This is a great pity and we may not see so many autumn flowering bulbs and corms because gardeners either don’t see them or they don’t visit a garden centre.

It won’t be long before the autumn flowering bulbs and corms arrive so be sure to keep an eye out because they will be snapped up as there won’t be so many in stock.

Let’s have a quick look at bulbs and corms which will provide a carpet of colour when we all need cheering up this autumn.

Nerines are best known but have you ever seen colchicum?

The single pink flowers are five times as large as a crocus and the same shape as a crocus. They are often called naked ladies because there are no leaves on the plant when it comes into flower.

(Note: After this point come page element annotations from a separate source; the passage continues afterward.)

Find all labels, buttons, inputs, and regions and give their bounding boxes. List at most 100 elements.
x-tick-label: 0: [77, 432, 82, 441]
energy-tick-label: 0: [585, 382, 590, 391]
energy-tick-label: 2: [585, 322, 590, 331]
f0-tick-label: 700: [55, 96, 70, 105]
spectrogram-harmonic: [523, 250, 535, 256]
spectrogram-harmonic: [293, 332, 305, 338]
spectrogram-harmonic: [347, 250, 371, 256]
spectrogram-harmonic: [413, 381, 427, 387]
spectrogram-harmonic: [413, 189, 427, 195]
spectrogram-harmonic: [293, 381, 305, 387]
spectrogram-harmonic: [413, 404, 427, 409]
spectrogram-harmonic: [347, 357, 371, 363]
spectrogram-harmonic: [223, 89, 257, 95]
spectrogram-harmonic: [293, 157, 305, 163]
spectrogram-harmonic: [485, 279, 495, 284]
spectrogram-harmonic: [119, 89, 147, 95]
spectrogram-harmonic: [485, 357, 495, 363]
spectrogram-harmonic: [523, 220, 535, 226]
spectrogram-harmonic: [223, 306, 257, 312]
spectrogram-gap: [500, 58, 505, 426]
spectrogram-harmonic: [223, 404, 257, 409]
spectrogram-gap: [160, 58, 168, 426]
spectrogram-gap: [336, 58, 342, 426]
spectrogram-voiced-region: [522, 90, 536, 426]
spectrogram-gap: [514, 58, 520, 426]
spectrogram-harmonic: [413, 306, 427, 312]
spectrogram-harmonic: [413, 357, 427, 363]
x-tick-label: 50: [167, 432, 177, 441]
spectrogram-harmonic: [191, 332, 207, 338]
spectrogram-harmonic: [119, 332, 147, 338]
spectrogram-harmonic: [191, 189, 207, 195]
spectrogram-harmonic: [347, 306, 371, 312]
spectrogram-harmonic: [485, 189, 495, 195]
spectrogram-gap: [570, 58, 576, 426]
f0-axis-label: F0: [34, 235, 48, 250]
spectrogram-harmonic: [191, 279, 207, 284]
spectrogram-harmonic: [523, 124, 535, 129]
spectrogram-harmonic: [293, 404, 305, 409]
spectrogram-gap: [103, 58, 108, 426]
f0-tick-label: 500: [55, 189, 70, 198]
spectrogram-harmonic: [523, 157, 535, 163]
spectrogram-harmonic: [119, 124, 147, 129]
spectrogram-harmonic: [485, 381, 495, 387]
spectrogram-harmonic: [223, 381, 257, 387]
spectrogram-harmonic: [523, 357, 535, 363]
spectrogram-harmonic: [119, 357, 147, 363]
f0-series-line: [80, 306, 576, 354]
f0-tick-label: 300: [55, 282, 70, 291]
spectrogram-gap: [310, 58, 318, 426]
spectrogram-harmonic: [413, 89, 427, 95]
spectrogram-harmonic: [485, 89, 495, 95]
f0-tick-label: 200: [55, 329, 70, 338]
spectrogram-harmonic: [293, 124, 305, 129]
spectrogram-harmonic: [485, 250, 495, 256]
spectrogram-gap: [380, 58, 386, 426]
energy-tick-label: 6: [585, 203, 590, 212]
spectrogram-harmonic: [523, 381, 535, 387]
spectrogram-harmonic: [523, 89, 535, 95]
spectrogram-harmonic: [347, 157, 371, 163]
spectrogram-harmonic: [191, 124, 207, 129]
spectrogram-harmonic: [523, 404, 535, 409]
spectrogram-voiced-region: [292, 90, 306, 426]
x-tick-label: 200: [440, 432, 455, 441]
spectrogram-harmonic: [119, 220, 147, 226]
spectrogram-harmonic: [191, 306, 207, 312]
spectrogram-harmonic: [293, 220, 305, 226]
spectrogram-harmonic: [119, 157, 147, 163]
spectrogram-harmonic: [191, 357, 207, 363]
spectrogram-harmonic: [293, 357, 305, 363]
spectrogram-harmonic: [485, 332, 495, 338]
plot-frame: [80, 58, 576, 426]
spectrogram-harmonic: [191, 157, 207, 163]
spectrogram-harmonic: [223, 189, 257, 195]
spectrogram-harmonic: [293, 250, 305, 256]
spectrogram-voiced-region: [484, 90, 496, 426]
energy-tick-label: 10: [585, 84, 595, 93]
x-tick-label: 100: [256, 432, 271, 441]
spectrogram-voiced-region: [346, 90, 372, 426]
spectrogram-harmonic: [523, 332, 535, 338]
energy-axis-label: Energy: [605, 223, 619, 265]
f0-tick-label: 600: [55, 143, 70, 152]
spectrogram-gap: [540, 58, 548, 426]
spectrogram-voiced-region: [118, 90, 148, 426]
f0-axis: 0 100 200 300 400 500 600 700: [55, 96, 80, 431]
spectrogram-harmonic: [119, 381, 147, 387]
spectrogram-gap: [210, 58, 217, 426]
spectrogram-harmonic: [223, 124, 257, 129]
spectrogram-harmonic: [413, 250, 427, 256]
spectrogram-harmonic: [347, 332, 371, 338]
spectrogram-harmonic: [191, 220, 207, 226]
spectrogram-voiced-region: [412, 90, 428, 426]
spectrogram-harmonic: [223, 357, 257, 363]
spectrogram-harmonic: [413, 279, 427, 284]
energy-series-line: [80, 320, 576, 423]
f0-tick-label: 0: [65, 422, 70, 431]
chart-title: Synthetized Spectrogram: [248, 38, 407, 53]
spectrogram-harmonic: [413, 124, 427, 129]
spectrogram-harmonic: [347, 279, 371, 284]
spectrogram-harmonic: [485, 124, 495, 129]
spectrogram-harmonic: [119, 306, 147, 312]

The double forms look like small water lily blooms. If there are children in your life, buy one for each child and put it into an egg cup with no water and leave it on their bedroom windowsill.

In the autumn, the phone will ring and a little voice will say: ‘Grandma/grandad, the bulb you put in an egg cup has a flower like a water lily.’ This will make your day!

They can go straight into the garden in a sunny spot.

If you love crocus, have a go at planting a group so that the corms are two inches deep and each corm three inches from the next in a circle. They normally come in cellophane packs of five with a picture of the flower on the front.

If you see any sternbergia, it will be a miracle. The bulbs are a bit smaller than tulip bulbs, but the flower is already in the bulb. When it emerges in the autumn the blooms look like large yellow crocus with leaves very similar to daffodils.

In fact sternbergia is closely related to daffodils, quite unique and rarely seen in gardens.

Other autumn gems are flowering hardy cyclamen. These are tubers and are normally about half-an-inch thick.

Fork over the soil to a depth of two or three inches and press the tuber firmly into the surface so the top of the tuber is level with the soil. Water well.

The base is round and the top has little bits of brown stems from last year’s growth. These produce tiny flowers for about six to eight weeks during the autumn followed by beautiful marbled leaves, great in partial shade and wonderful if you like a natural appearance in your garden.


It has been really dry recently and the weather has been humid. So I hope you sprayed your potatoes and tomatoes with Bordeaux mixture to prevent blight.